Having made his first-team debut last summer in the Royal London One Day Cup and T20 Blast, Lamb is now looking to make his mark further with Lancashire.
But in a dressing room full of star names, the middle or lower order batsman and seam bowler is ready to take the rough with the smooth that comes with being in such a competitive environment.
“It’s like trying to get into an international team,” said Lamb, who has come through the Red Rose system having first represented his county at Under- 13s level.
“As a young lad it’s hard but if you do get in then you reap the rewards.
“If you look at what we’ve got it’s international player after international player.
“From the learning point of view you can’t beat it. You’re always training against the best.
“There’s a bit of disappointment when you’re not in a squad but the competition stands you in good stead.
“Hopefully the team can come together and have a really strong season.”
Last season saw the fulfilment of an ambition Lamb has held since he young.
He made his List A debut for the Red Rose in a 50-over defeat to Nottinghamshire at Trent Bridge on May 14, taking 2-57.
Two days later he played in a 28-run win at Durham in the same one-day competition, returning figures of 2-51.
A solitary T20 outing against Leicestershire followed at Liverpool in July and that was a game that saw Lamb really catch the eye, hitting a quickfire 22 with the bat which included a six, before being the pick of the bowlers with 3-30. “Breaking through to the first team was a childhood dream,” he said.
“I remember coming and watching all the Pro 40s and the Twenty20s when I was younger and I just knew that Old Trafford was where I wanted to play. I was lucky enough to do that last year.
“This year is now about kicking on and trying to get myself in that team at bit more. If I do get in then I’ve got to make sure I stay there and keep getting picked.”
After last year’s experience the all-rounder believes his chance is more likely to come in the shorter format but like all players at this stage of their career, is keen to make a first-class bow in the County Championship.
“We want to compete in three formats and you’ve got to think about the workloads of bowlers and things like that,” he said.
“That’s where I might squeeze myself in.
“The team is so strong I’ll probably start in the seconds and I just need to try and perform there to push for the first team.
“I think at the moment I’m targeting the white ball more than red ball but obviously I want to play first-class cricket.
“I want to make my debut this year and I’m confident I can do that, I just need an opportunity.
“When I was younger and playing for the Under 15s and training in the indoor centre just before training I’d watch the four-day competition.
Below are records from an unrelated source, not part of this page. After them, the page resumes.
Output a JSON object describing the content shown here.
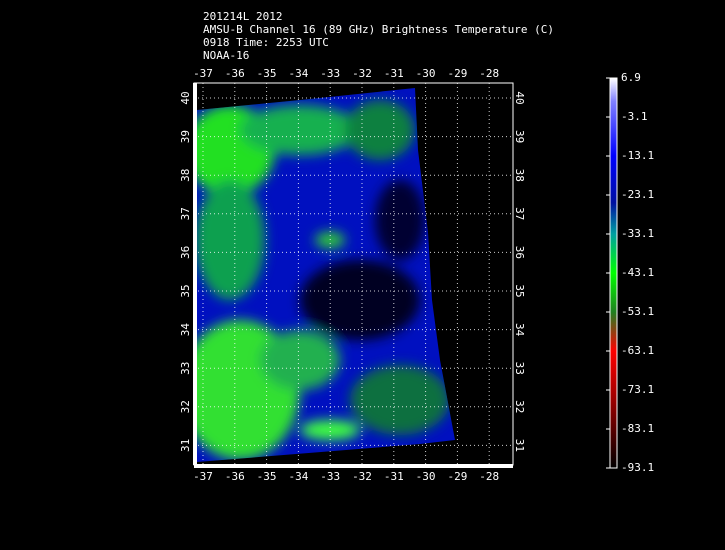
{
  "header": {
    "lines": [
      "201214L 2012",
      "AMSU-B Channel 16 (89 GHz) Brightness Temperature (C)",
      "0918 Time: 2253 UTC",
      "NOAA-16"
    ]
  },
  "map": {
    "lon_labels": [
      -37,
      -36,
      -35,
      -34,
      -33,
      -32,
      -31,
      -30,
      -29,
      -28
    ],
    "lat_labels": [
      40,
      39,
      38,
      37,
      36,
      35,
      34,
      33,
      32,
      31
    ]
  },
  "colorbar": {
    "labels": [
      6.9,
      -3.1,
      -13.1,
      -23.1,
      -33.1,
      -43.1,
      -53.1,
      -63.1,
      -73.1,
      -83.1,
      -93.1
    ]
  }
}
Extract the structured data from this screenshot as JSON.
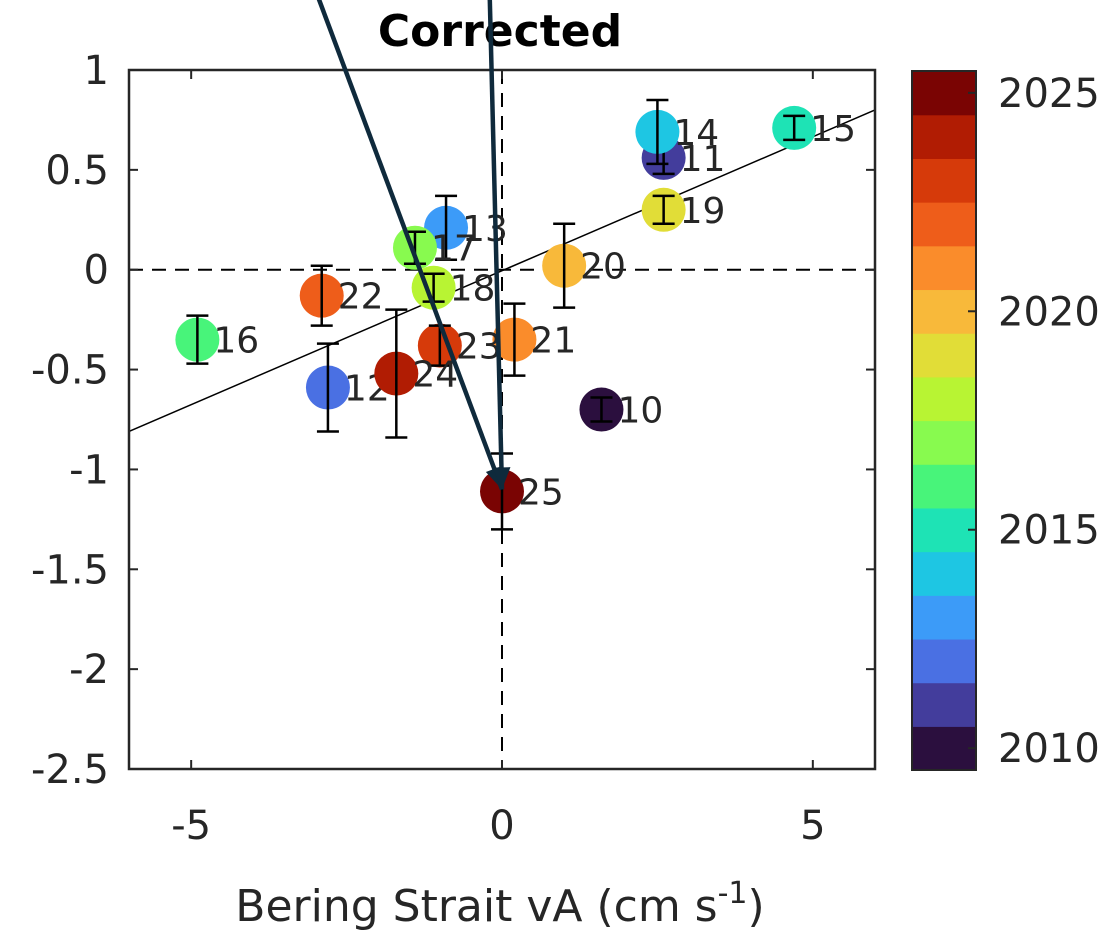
{
  "chart_data": {
    "type": "scatter",
    "title": "Corrected",
    "xlabel": "Bering Strait vA (cm s",
    "xlabel_sup": "-1",
    "xlabel_end": ")",
    "ylabel": "",
    "xlim": [
      -6,
      6
    ],
    "ylim": [
      -2.5,
      1
    ],
    "xticks": [
      -5,
      0,
      5
    ],
    "xtick_labels": [
      "-5",
      "0",
      "5"
    ],
    "yticks": [
      1,
      0.5,
      0,
      -0.5,
      -1,
      -1.5,
      -2,
      -2.5
    ],
    "ytick_labels": [
      "1",
      "0.5",
      "0",
      "-0.5",
      "-1",
      "-1.5",
      "-2",
      "-2.5"
    ],
    "grid": false,
    "reference_lines": {
      "x": 0,
      "y": 0,
      "style": "dashed"
    },
    "fit_line": {
      "x": [
        -6,
        6
      ],
      "y": [
        -0.81,
        0.8
      ]
    },
    "arrows": [
      {
        "from": [
          -3.0,
          1.4
        ],
        "to": [
          0,
          -1.1
        ]
      },
      {
        "from": [
          -0.2,
          1.4
        ],
        "to": [
          0,
          -1.1
        ]
      }
    ],
    "points": [
      {
        "label": "10",
        "year": 2010,
        "x": 1.6,
        "y": -0.7,
        "err": 0.06
      },
      {
        "label": "11",
        "year": 2011,
        "x": 2.6,
        "y": 0.56,
        "err": 0.08
      },
      {
        "label": "12",
        "year": 2012,
        "x": -2.8,
        "y": -0.59,
        "err": 0.22
      },
      {
        "label": "13",
        "year": 2013,
        "x": -0.9,
        "y": 0.21,
        "err": 0.16
      },
      {
        "label": "14",
        "year": 2014,
        "x": 2.5,
        "y": 0.69,
        "err": 0.16
      },
      {
        "label": "15",
        "year": 2015,
        "x": 4.7,
        "y": 0.71,
        "err": 0.06
      },
      {
        "label": "16",
        "year": 2016,
        "x": -4.9,
        "y": -0.35,
        "err": 0.12
      },
      {
        "label": "17",
        "year": 2017,
        "x": -1.4,
        "y": 0.11,
        "err": 0.08
      },
      {
        "label": "18",
        "year": 2018,
        "x": -1.1,
        "y": -0.09,
        "err": 0.07
      },
      {
        "label": "19",
        "year": 2019,
        "x": 2.6,
        "y": 0.3,
        "err": 0.07
      },
      {
        "label": "20",
        "year": 2020,
        "x": 1.0,
        "y": 0.02,
        "err": 0.21
      },
      {
        "label": "21",
        "year": 2021,
        "x": 0.2,
        "y": -0.35,
        "err": 0.18
      },
      {
        "label": "22",
        "year": 2022,
        "x": -2.9,
        "y": -0.13,
        "err": 0.15
      },
      {
        "label": "23",
        "year": 2023,
        "x": -1.0,
        "y": -0.38,
        "err": 0.1
      },
      {
        "label": "24",
        "year": 2024,
        "x": -1.7,
        "y": -0.52,
        "err": 0.32
      },
      {
        "label": "25",
        "year": 2025,
        "x": 0.0,
        "y": -1.11,
        "err": 0.19
      }
    ],
    "colorbar": {
      "min": 2009.5,
      "max": 2025.5,
      "tick_values": [
        2025,
        2020,
        2015,
        2010
      ],
      "tick_labels": [
        "2025",
        "2020",
        "2015",
        "2010"
      ],
      "colors": [
        "#2b0f3e",
        "#433d9c",
        "#4a70e3",
        "#3c9bf8",
        "#1ec6e3",
        "#1ee3b5",
        "#48f47a",
        "#88fa4f",
        "#b8f433",
        "#e1dd37",
        "#f8b93a",
        "#fa8c2b",
        "#ee5d1a",
        "#d63a0a",
        "#b11c03",
        "#7a0403"
      ]
    }
  }
}
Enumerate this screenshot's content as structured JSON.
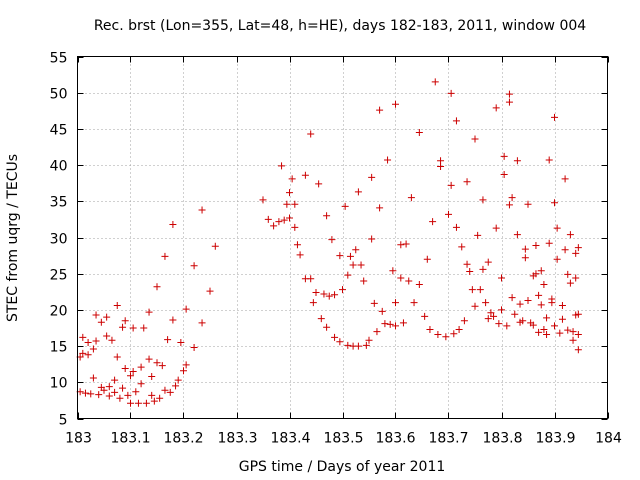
{
  "chart_data": {
    "type": "scatter",
    "title": "Rec. brst (Lon=355, Lat=48, h=HE), days 182-183, 2011, window 004",
    "xlabel": "GPS time / Days of year 2011",
    "ylabel": "STEC from uqrg / TECUs",
    "xlim": [
      183,
      184
    ],
    "ylim": [
      5,
      55
    ],
    "x_ticks": [
      183,
      183.1,
      183.2,
      183.3,
      183.4,
      183.5,
      183.6,
      183.7,
      183.8,
      183.9,
      184
    ],
    "x_tick_labels": [
      "183",
      "183.1",
      "183.2",
      "183.3",
      "183.4",
      "183.5",
      "183.6",
      "183.7",
      "183.8",
      "183.9",
      "184"
    ],
    "y_ticks": [
      5,
      10,
      15,
      20,
      25,
      30,
      35,
      40,
      45,
      50,
      55
    ],
    "y_tick_labels": [
      "5",
      "10",
      "15",
      "20",
      "25",
      "30",
      "35",
      "40",
      "45",
      "50",
      "55"
    ],
    "grid": true,
    "marker": "plus",
    "colors": {
      "points": "#cc0000",
      "grid": "#a0a0a0",
      "frame": "#000000"
    },
    "series": [
      {
        "name": "",
        "points": [
          [
            183.005,
            8.7
          ],
          [
            183.005,
            13.5
          ],
          [
            183.01,
            16.2
          ],
          [
            183.01,
            14.0
          ],
          [
            183.015,
            8.5
          ],
          [
            183.02,
            15.5
          ],
          [
            183.02,
            13.8
          ],
          [
            183.025,
            8.4
          ],
          [
            183.03,
            10.6
          ],
          [
            183.03,
            14.6
          ],
          [
            183.035,
            19.3
          ],
          [
            183.035,
            15.7
          ],
          [
            183.04,
            8.3
          ],
          [
            183.045,
            9.3
          ],
          [
            183.045,
            18.3
          ],
          [
            183.05,
            8.9
          ],
          [
            183.055,
            19.0
          ],
          [
            183.055,
            16.4
          ],
          [
            183.06,
            8.1
          ],
          [
            183.06,
            9.4
          ],
          [
            183.065,
            15.8
          ],
          [
            183.07,
            8.6
          ],
          [
            183.07,
            10.3
          ],
          [
            183.075,
            13.5
          ],
          [
            183.075,
            20.6
          ],
          [
            183.08,
            7.8
          ],
          [
            183.085,
            9.2
          ],
          [
            183.085,
            17.6
          ],
          [
            183.09,
            11.9
          ],
          [
            183.09,
            18.5
          ],
          [
            183.095,
            8.2
          ],
          [
            183.1,
            10.9
          ],
          [
            183.1,
            7.1
          ],
          [
            183.105,
            11.5
          ],
          [
            183.105,
            17.5
          ],
          [
            183.11,
            8.7
          ],
          [
            183.115,
            7.1
          ],
          [
            183.12,
            9.8
          ],
          [
            183.12,
            12.1
          ],
          [
            183.125,
            17.5
          ],
          [
            183.13,
            7.1
          ],
          [
            183.135,
            13.2
          ],
          [
            183.135,
            19.7
          ],
          [
            183.14,
            8.2
          ],
          [
            183.14,
            10.8
          ],
          [
            183.145,
            7.4
          ],
          [
            183.15,
            12.7
          ],
          [
            183.15,
            23.2
          ],
          [
            183.155,
            7.8
          ],
          [
            183.16,
            12.3
          ],
          [
            183.165,
            8.9
          ],
          [
            183.165,
            27.4
          ],
          [
            183.17,
            15.9
          ],
          [
            183.175,
            8.6
          ],
          [
            183.18,
            18.6
          ],
          [
            183.18,
            31.8
          ],
          [
            183.185,
            9.5
          ],
          [
            183.19,
            10.3
          ],
          [
            183.195,
            15.5
          ],
          [
            183.2,
            11.6
          ],
          [
            183.205,
            12.4
          ],
          [
            183.205,
            20.1
          ],
          [
            183.22,
            26.1
          ],
          [
            183.22,
            14.8
          ],
          [
            183.235,
            18.2
          ],
          [
            183.235,
            33.8
          ],
          [
            183.25,
            22.6
          ],
          [
            183.26,
            28.8
          ],
          [
            183.35,
            35.2
          ],
          [
            183.36,
            32.5
          ],
          [
            183.37,
            31.6
          ],
          [
            183.38,
            32.2
          ],
          [
            183.385,
            39.9
          ],
          [
            183.39,
            32.4
          ],
          [
            183.395,
            34.6
          ],
          [
            183.4,
            36.2
          ],
          [
            183.4,
            32.7
          ],
          [
            183.405,
            38.1
          ],
          [
            183.41,
            31.4
          ],
          [
            183.41,
            34.6
          ],
          [
            183.415,
            29.0
          ],
          [
            183.42,
            27.6
          ],
          [
            183.43,
            38.6
          ],
          [
            183.43,
            24.3
          ],
          [
            183.44,
            24.3
          ],
          [
            183.44,
            44.3
          ],
          [
            183.445,
            21.0
          ],
          [
            183.45,
            22.4
          ],
          [
            183.455,
            37.4
          ],
          [
            183.46,
            18.8
          ],
          [
            183.465,
            22.2
          ],
          [
            183.47,
            17.6
          ],
          [
            183.47,
            33.0
          ],
          [
            183.475,
            21.9
          ],
          [
            183.48,
            29.7
          ],
          [
            183.485,
            16.2
          ],
          [
            183.485,
            22.1
          ],
          [
            183.495,
            27.5
          ],
          [
            183.495,
            15.6
          ],
          [
            183.5,
            22.8
          ],
          [
            183.505,
            34.3
          ],
          [
            183.51,
            15.1
          ],
          [
            183.51,
            24.8
          ],
          [
            183.515,
            27.4
          ],
          [
            183.52,
            26.2
          ],
          [
            183.52,
            15.0
          ],
          [
            183.525,
            28.3
          ],
          [
            183.53,
            15.0
          ],
          [
            183.53,
            36.3
          ],
          [
            183.535,
            26.2
          ],
          [
            183.54,
            24.0
          ],
          [
            183.545,
            15.1
          ],
          [
            183.55,
            15.8
          ],
          [
            183.555,
            38.3
          ],
          [
            183.555,
            29.8
          ],
          [
            183.56,
            20.9
          ],
          [
            183.565,
            17.0
          ],
          [
            183.57,
            47.6
          ],
          [
            183.57,
            34.1
          ],
          [
            183.575,
            19.8
          ],
          [
            183.58,
            18.1
          ],
          [
            183.585,
            40.7
          ],
          [
            183.59,
            18.0
          ],
          [
            183.595,
            25.4
          ],
          [
            183.6,
            48.4
          ],
          [
            183.6,
            21.0
          ],
          [
            183.6,
            17.8
          ],
          [
            183.61,
            29.0
          ],
          [
            183.61,
            24.4
          ],
          [
            183.615,
            18.2
          ],
          [
            183.62,
            29.1
          ],
          [
            183.625,
            24.0
          ],
          [
            183.63,
            35.5
          ],
          [
            183.635,
            21.0
          ],
          [
            183.645,
            23.5
          ],
          [
            183.645,
            44.5
          ],
          [
            183.655,
            19.1
          ],
          [
            183.66,
            27.0
          ],
          [
            183.665,
            17.3
          ],
          [
            183.67,
            32.2
          ],
          [
            183.675,
            51.5
          ],
          [
            183.68,
            16.6
          ],
          [
            183.685,
            39.8
          ],
          [
            183.685,
            40.6
          ],
          [
            183.695,
            16.3
          ],
          [
            183.7,
            33.2
          ],
          [
            183.705,
            37.2
          ],
          [
            183.705,
            49.9
          ],
          [
            183.71,
            16.7
          ],
          [
            183.715,
            31.4
          ],
          [
            183.715,
            46.1
          ],
          [
            183.72,
            17.3
          ],
          [
            183.725,
            28.7
          ],
          [
            183.73,
            18.5
          ],
          [
            183.735,
            37.7
          ],
          [
            183.735,
            26.3
          ],
          [
            183.74,
            25.3
          ],
          [
            183.745,
            22.8
          ],
          [
            183.75,
            43.6
          ],
          [
            183.75,
            20.5
          ],
          [
            183.755,
            30.3
          ],
          [
            183.76,
            22.8
          ],
          [
            183.765,
            35.2
          ],
          [
            183.765,
            25.6
          ],
          [
            183.77,
            21.0
          ],
          [
            183.775,
            18.8
          ],
          [
            183.775,
            26.6
          ],
          [
            183.78,
            19.6
          ],
          [
            183.785,
            19.1
          ],
          [
            183.79,
            47.9
          ],
          [
            183.79,
            31.3
          ],
          [
            183.795,
            18.1
          ],
          [
            183.8,
            24.4
          ],
          [
            183.8,
            20.0
          ],
          [
            183.805,
            41.2
          ],
          [
            183.805,
            38.7
          ],
          [
            183.81,
            17.8
          ],
          [
            183.815,
            48.7
          ],
          [
            183.815,
            49.8
          ],
          [
            183.815,
            34.5
          ],
          [
            183.82,
            35.5
          ],
          [
            183.82,
            21.7
          ],
          [
            183.825,
            19.4
          ],
          [
            183.83,
            40.6
          ],
          [
            183.83,
            30.4
          ],
          [
            183.835,
            18.3
          ],
          [
            183.835,
            20.8
          ],
          [
            183.84,
            18.5
          ],
          [
            183.845,
            27.2
          ],
          [
            183.845,
            28.4
          ],
          [
            183.85,
            34.6
          ],
          [
            183.85,
            21.3
          ],
          [
            183.855,
            18.2
          ],
          [
            183.86,
            24.7
          ],
          [
            183.86,
            17.9
          ],
          [
            183.865,
            28.9
          ],
          [
            183.865,
            25.0
          ],
          [
            183.87,
            22.0
          ],
          [
            183.87,
            16.9
          ],
          [
            183.875,
            25.4
          ],
          [
            183.875,
            20.7
          ],
          [
            183.88,
            23.5
          ],
          [
            183.88,
            17.3
          ],
          [
            183.885,
            16.6
          ],
          [
            183.885,
            18.9
          ],
          [
            183.89,
            40.7
          ],
          [
            183.89,
            29.2
          ],
          [
            183.895,
            21.0
          ],
          [
            183.895,
            21.5
          ],
          [
            183.9,
            46.6
          ],
          [
            183.9,
            34.8
          ],
          [
            183.9,
            17.8
          ],
          [
            183.905,
            31.3
          ],
          [
            183.905,
            27.0
          ],
          [
            183.91,
            16.8
          ],
          [
            183.915,
            20.6
          ],
          [
            183.915,
            18.7
          ],
          [
            183.92,
            38.1
          ],
          [
            183.92,
            28.3
          ],
          [
            183.925,
            24.9
          ],
          [
            183.925,
            17.2
          ],
          [
            183.93,
            30.4
          ],
          [
            183.93,
            23.7
          ],
          [
            183.935,
            17.0
          ],
          [
            183.935,
            15.8
          ],
          [
            183.94,
            27.8
          ],
          [
            183.94,
            24.4
          ],
          [
            183.94,
            19.3
          ],
          [
            183.945,
            28.6
          ],
          [
            183.945,
            19.4
          ],
          [
            183.945,
            16.6
          ],
          [
            183.945,
            14.5
          ]
        ]
      }
    ]
  }
}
There was nothing more I wanted to do than get that first-class cap.”
Glen Chapple’s men, now led by new captain Liam Livingstone, were runners-up in Division One of the County Championship last summer.
They did not fare so well in white-ball cricket, failing to get out of the groups in both the Royal London One-Day Cup and the T20 Blast.
Lamb believes the strength in depth means Lancashire can mix it with the best in the shorter and longer formats in 2018, however.
“I’m really excited, I can’t wait for the season,” he said.
“It should be an exciting one for the lads – we’ve got a strong squad. I can’t see a stronger outfit out there to be honest and that’s in all three formats.
“We’ve got to aim to win the County Championship, that’s the key goal.
“Also we’ve got to challenging in the 50-over competition and in the T20 as well.
“We’ve got James Faulkner coming in for that as well and we’re just such a strong team on paper.
“We’ve just got to make sure that when it comes to the start of the season that we’re ready to go and fire.”
Lamb is not the only Lancashire player in the family, sister Emma playing for both the Red Rose and England, the opening batter currently with the Three Lions Academy in South Africa.
Their hectic schedules mean there has not really been chance for sibling chat about the summer ahead.
“To be honest I haven’t seen her much recently,” Lamb said.
“I went from playing in Tasmania, Australia, which was my first time away and an unbelievable experience, straight to Dubai and now she’s in South Africa with England.
“I haven’t really seen her but I think she’s doing all right.
“Hopefully she has a good Super League and we both do well this summer.”